POTENTIAL SPOILER ALERT - Let me start by saying this is a terrific movie. John Malkovich is hysterical, Bruce Willis is simmering and intense, Morgan Freeman is ...well, Morgan Freeman (hello...) and Helen Mirren is AWESOME!!!! She is the single coolest female character ever. She kills people for a living and loves it, and shoots things and blows shit up, and bakes and decorates her house to perfection and shoots the love of her life and is just freaking awesome. Yes - I have a lady crush. Anyway, funny, action packed, and cool - go see it people. Really, right now, stop what you're doing and run to the theater and see this movie. I may need to see it again myself. My son (don't worry - he's an adult) would enjoy this and how cool a mom would I be if I take him....
So, it was the perfect movie when you are feeling broken. My girl friend and I have decided we are both broken, for various reasons (don't judge - who isn't? hmmm...) and started our own little club - current members total two. So, this is where the friend rescue collides with all the other forces of the universe (remember the last blog - I spoke of them colluding to make me dig into my past) to once again make me look at myself under a microscope - Grrr.

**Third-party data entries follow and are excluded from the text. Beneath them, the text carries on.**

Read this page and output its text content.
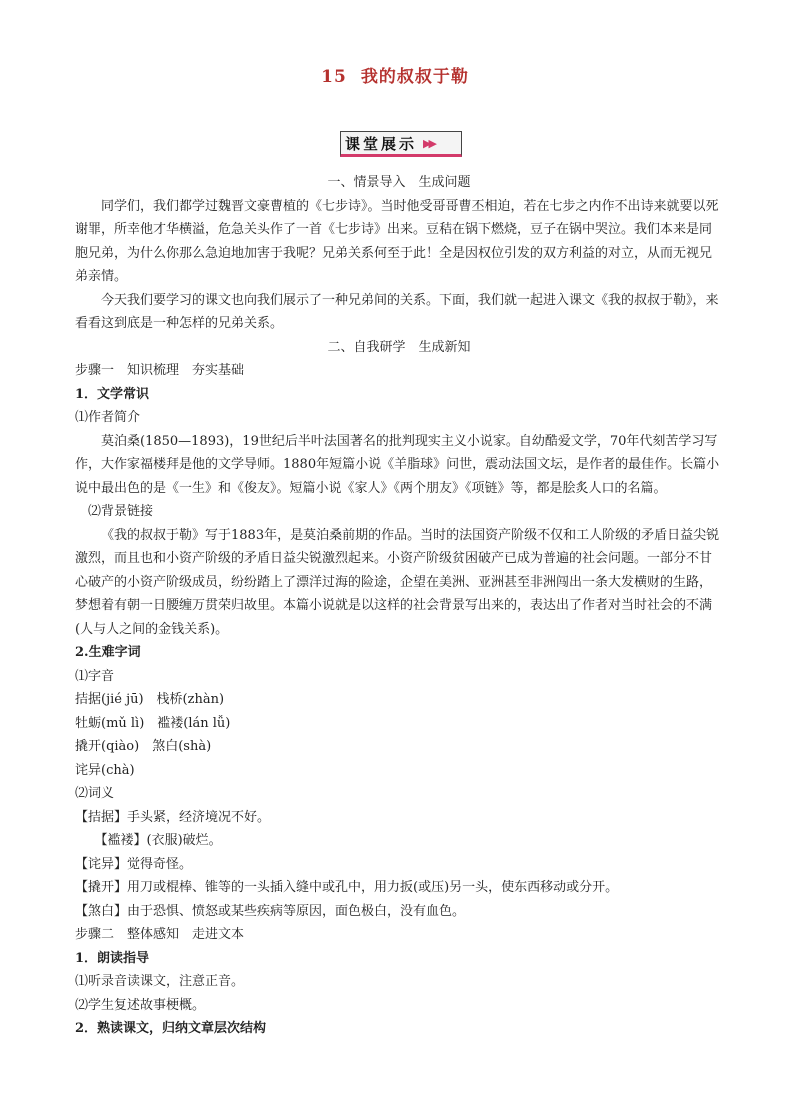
15 我的叔叔于勒
课堂展示 ▶▶

一、情景导入　生成问题

同学们，我们都学过魏晋文豪曹植的《七步诗》。当时他受哥哥曹丕相迫，若在七步之内作不出诗来就要以死谢罪，所幸他才华横溢，危急关头作了一首《七步诗》出来。豆秸在锅下燃烧，豆子在锅中哭泣。我们本来是同胞兄弟，为什么你那么急迫地加害于我呢？兄弟关系何至于此！全是因权位引发的双方利益的对立，从而无视兄弟亲情。

今天我们要学习的课文也向我们展示了一种兄弟间的关系。下面，我们就一起进入课文《我的叔叔于勒》，来看看这到底是一种怎样的兄弟关系。

二、自我研学　生成新知

步骤一　知识梳理　夯实基础

1．文学常识

⑴作者简介

莫泊桑(1850—1893)，19世纪后半叶法国著名的批判现实主义小说家。自幼酷爱文学，70年代刻苦学习写作，大作家福楼拜是他的文学导师。1880年短篇小说《羊脂球》问世，震动法国文坛，是作者的最佳作。长篇小说中最出色的是《一生》和《俊友》。短篇小说《家人》《两个朋友》《项链》等，都是脍炙人口的名篇。

⑵背景链接

《我的叔叔于勒》写于1883年，是莫泊桑前期的作品。当时的法国资产阶级不仅和工人阶级的矛盾日益尖锐激烈，而且也和小资产阶级的矛盾日益尖锐激烈起来。小资产阶级贫困破产已成为普遍的社会问题。一部分不甘心破产的小资产阶级成员，纷纷踏上了漂洋过海的险途，企望在美洲、亚洲甚至非洲闯出一条大发横财的生路，梦想着有朝一日腰缠万贯荣归故里。本篇小说就是以这样的社会背景写出来的，表达出了作者对当时社会的不满(人与人之间的金钱关系)。

2.生难字词

⑴字音

拮据(jié jū)　栈桥(zhàn)

牡蛎(mǔ lì)　褴褛(lán lǚ)

撬开(qiào)　煞白(shà)

诧异(chà)

⑵词义

【拮据】手头紧，经济境况不好。

【褴褛】(衣服)破烂。

【诧异】觉得奇怪。

【撬开】用刀或棍棒、锥等的一头插入缝中或孔中，用力扳(或压)另一头，使东西移动或分开。

【煞白】由于恐惧、愤怒或某些疾病等原因，面色极白，没有血色。

步骤二　整体感知　走进文本

1．朗读指导

⑴听录音读课文，注意正音。

⑵学生复述故事梗概。

2．熟读课文，归纳文章层次结构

I did the journaling, troops. I did it and 30 pages of scribbling and a box of Kleenex later, I still have no real answers. Perhaps a little insight (not 100% sure) but mostly I concluded I am a broken fraud. How is this helpful? Perhaps I am so damn broken, and have my closet so well protected that even opening that one door doesn't help when I have an unending supply of more doors behind the first. You know like that infinity type thing you can see when viewing something in two opposing mirrors...(I hope you got that image - it was cool). So, then my friend is in the same boat and we are commiserating and one upping each other with horror stories from our past (anything that isn't future counts as past - got it?) and crying and laughing our butts off at some of the horror stories. It was a day - we'll leave it at that.
Now, if you'll remember from the last post, I did this in an effort to figure out my characters so I can achieve writing greatness. I tried to get inside my heroine's head and guess what? I still have no freaking clue who this chick is - if anything I know less now than I did before. GRRRRR. I am now shaking my head sadly because I have to figure this out. My gal is the lynch pin to my story and professional people are waiting to see said story and lynch pin is missing, thus story is missing. I'm trying yet another character sketch exercise today to try and figure her out - wish me luck.